Reinvention is a constant that all businesses and industries go through. Ad Agencies, Media Agencies, Market Research Agencies and Management Consultancies are currently going through one such reinvention, and a dramatic one at that. These professional services help organizations interact and influence the end individual. They exist and thrive in what I call the Insight Economy.
The future for these kinds of companies are not very clear. Industry and organizational experimentation is happening in all areas. The successful new professional service will be one that accurately understands the nature and needs of the new industry environment.
Source:http://boldink.co.uk/
The Pains of an Industry:
The Digital Disruption has made interacting with the individual exponentially more complex and nuanced.
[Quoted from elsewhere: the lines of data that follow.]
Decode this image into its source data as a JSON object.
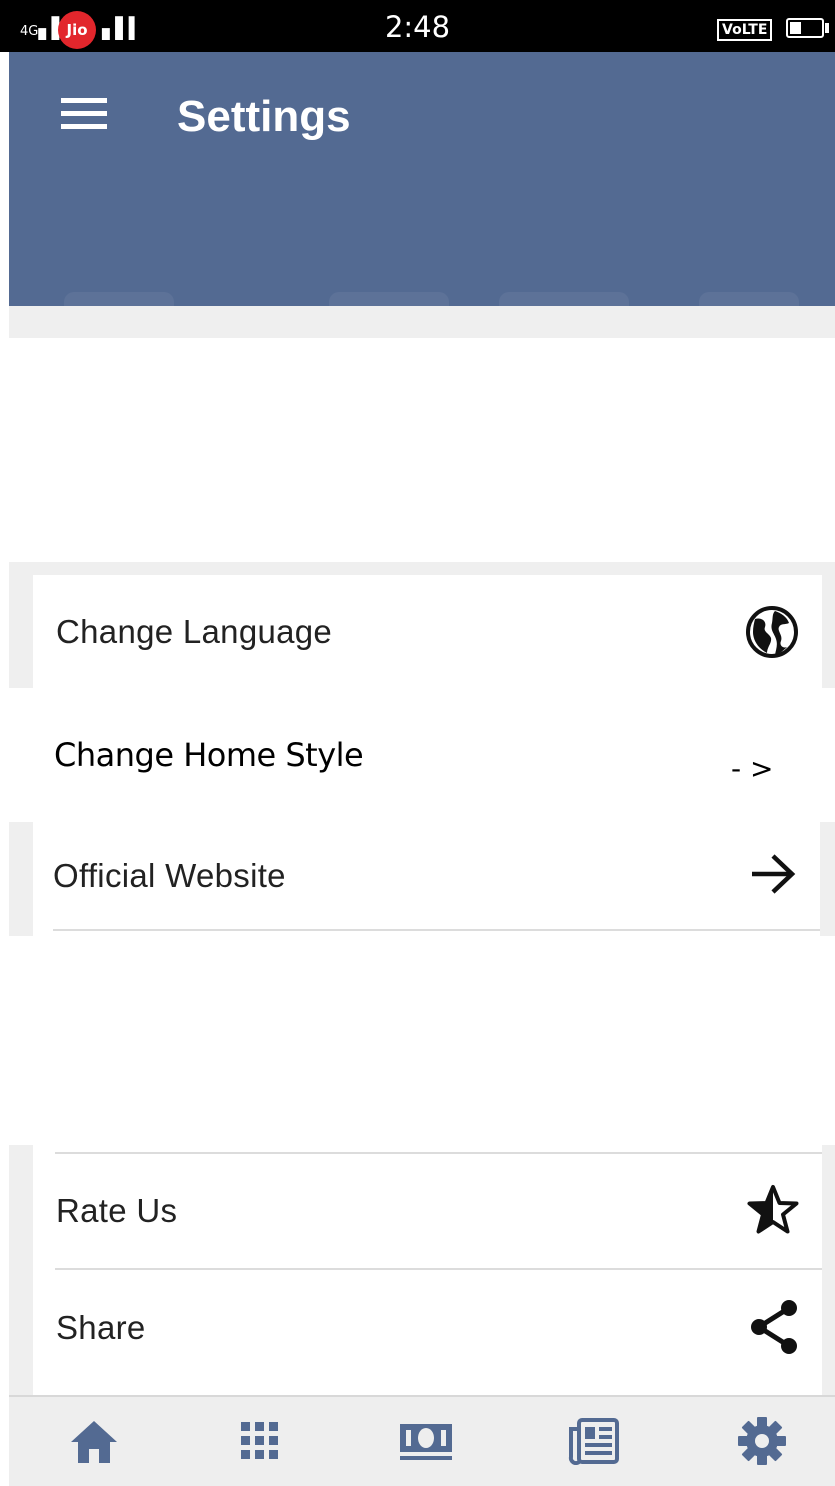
{
  "status_bar": {
    "time": "2:48",
    "network_left": "4G",
    "carrier": "Jio",
    "volte": "VoLTE"
  },
  "app_bar": {
    "title": "Settings",
    "menu_icon": "hamburger-menu-icon",
    "color": "#536a92"
  },
  "settings": {
    "items": [
      {
        "label": "Change Language",
        "icon": "globe-icon"
      },
      {
        "label": "Change Home Style",
        "icon": "dash-arrow-icon",
        "icon_text": "- >"
      },
      {
        "label": "Official Website",
        "icon": "arrow-right-icon"
      },
      {
        "label": "Rate Us",
        "icon": "star-half-icon"
      },
      {
        "label": "Share",
        "icon": "share-icon"
      }
    ]
  },
  "bottom_nav": {
    "items": [
      {
        "name": "home",
        "icon": "home-icon"
      },
      {
        "name": "apps",
        "icon": "grid-icon"
      },
      {
        "name": "money",
        "icon": "money-icon"
      },
      {
        "name": "news",
        "icon": "newspaper-icon"
      },
      {
        "name": "settings",
        "icon": "gear-icon",
        "active": true
      }
    ],
    "icon_color": "#536a92"
  }
}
The plethora of new channels not only makes reaching a segmentation more difficult, but traditional segmentations are obsolete as individualized digital experiences are creating people with multi-faceted, multi-layered and unique identity points.
Digital has lowered barriers of entry to many industries and professional competition is on the rise in all domains. Tech companies are becoming media agencies, management consultancies are becoming digital agencies, and digital agencies are becoming traditional/creative agencies.
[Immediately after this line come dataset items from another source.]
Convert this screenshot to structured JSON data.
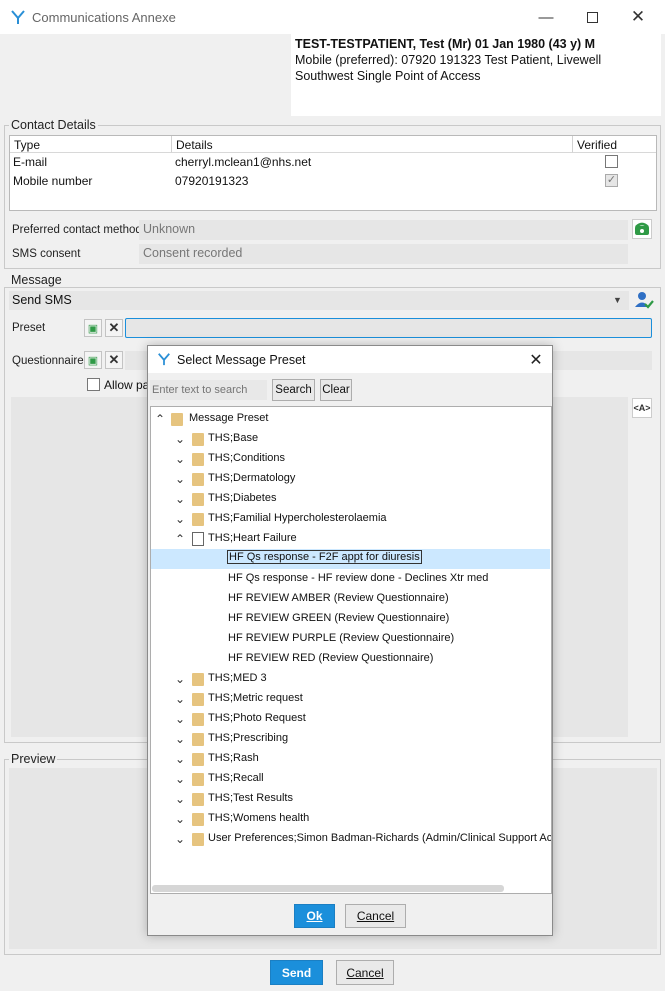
{
  "window": {
    "title": "Communications Annexe"
  },
  "patient": {
    "name_line": "TEST-TESTPATIENT, Test (Mr) 01 Jan 1980 (43 y) M",
    "mobile_line": "Mobile (preferred): 07920 191323   Test Patient, Livewell",
    "org_line": "Southwest Single Point of Access"
  },
  "contact": {
    "group_label": "Contact Details",
    "columns": [
      "Type",
      "Details",
      "Verified"
    ],
    "rows": [
      {
        "type": "E-mail",
        "details": "cherryl.mclean1@nhs.net",
        "verified": false
      },
      {
        "type": "Mobile number",
        "details": "07920191323",
        "verified": true
      }
    ],
    "preferred_label": "Preferred contact method",
    "preferred_value": "Unknown",
    "sms_label": "SMS consent",
    "sms_value": "Consent recorded"
  },
  "message": {
    "group_label": "Message",
    "send_type": "Send SMS",
    "preset_label": "Preset",
    "questionnaire_label": "Questionnaire",
    "allow_label": "Allow pa"
  },
  "preview": {
    "group_label": "Preview"
  },
  "footer": {
    "send_label": "Send",
    "cancel_label": "Cancel"
  },
  "dialog": {
    "title": "Select Message Preset",
    "search_placeholder": "Enter text to search",
    "search_label": "Search",
    "clear_label": "Clear",
    "ok_label": "Ok",
    "cancel_label": "Cancel",
    "tree": [
      {
        "label": "Message Preset",
        "level": 0,
        "kind": "root",
        "expanded": true
      },
      {
        "label": "THS;Base",
        "level": 1,
        "kind": "folder",
        "expanded": false
      },
      {
        "label": "THS;Conditions",
        "level": 1,
        "kind": "folder",
        "expanded": false
      },
      {
        "label": "THS;Dermatology",
        "level": 1,
        "kind": "folder",
        "expanded": false
      },
      {
        "label": "THS;Diabetes",
        "level": 1,
        "kind": "folder",
        "expanded": false
      },
      {
        "label": "THS;Familial Hypercholesterolaemia",
        "level": 1,
        "kind": "folder",
        "expanded": false
      },
      {
        "label": "THS;Heart Failure",
        "level": 1,
        "kind": "open",
        "expanded": true
      },
      {
        "label": "HF Qs response - F2F appt for diuresis",
        "level": 2,
        "kind": "item",
        "selected": true
      },
      {
        "label": "HF Qs response - HF review done - Declines Xtr med",
        "level": 2,
        "kind": "item"
      },
      {
        "label": "HF REVIEW AMBER (Review Questionnaire)",
        "level": 2,
        "kind": "item"
      },
      {
        "label": "HF REVIEW GREEN (Review Questionnaire)",
        "level": 2,
        "kind": "item"
      },
      {
        "label": "HF REVIEW PURPLE (Review Questionnaire)",
        "level": 2,
        "kind": "item"
      },
      {
        "label": "HF REVIEW RED (Review Questionnaire)",
        "level": 2,
        "kind": "item"
      },
      {
        "label": "THS;MED 3",
        "level": 1,
        "kind": "folder",
        "expanded": false
      },
      {
        "label": "THS;Metric request",
        "level": 1,
        "kind": "folder",
        "expanded": false
      },
      {
        "label": "THS;Photo Request",
        "level": 1,
        "kind": "folder",
        "expanded": false
      },
      {
        "label": "THS;Prescribing",
        "level": 1,
        "kind": "folder",
        "expanded": false
      },
      {
        "label": "THS;Rash",
        "level": 1,
        "kind": "folder",
        "expanded": false
      },
      {
        "label": "THS;Recall",
        "level": 1,
        "kind": "folder",
        "expanded": false
      },
      {
        "label": "THS;Test Results",
        "level": 1,
        "kind": "folder",
        "expanded": false
      },
      {
        "label": "THS;Womens health",
        "level": 1,
        "kind": "folder",
        "expanded": false
      },
      {
        "label": "User Preferences;Simon Badman-Richards (Admin/Clinical Support Acc",
        "level": 1,
        "kind": "folder",
        "expanded": false
      }
    ]
  },
  "colors": {
    "accent": "#1b8fdb",
    "selection": "#cce8ff",
    "folder": "#e6c47f"
  }
}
Competition is not only rising in the professional practices, but where it actually counts too: the ability to influence. Digital has enabled each connected individual to potentially be the king of their own domain, or the multiple domains in their sphere of influence. The open stream of consciousness that now exists means the work and influence offered by professional services is even more at risk of being belittled and relegated to irrelevance.
The ever-evolving nature of Digital means everyone, including those traditionally seen as ‘experts’, has fallen perpetually behind.
And so clients have lost confidence in the ability of these professional services to provide a reliable and appropriate return on investment. If the professional service’s influence on the end individual is diminished, if they don’t even know what would influence the end individual, and if they may not even have the capacity to learn what could influence the individual, why should clients pay?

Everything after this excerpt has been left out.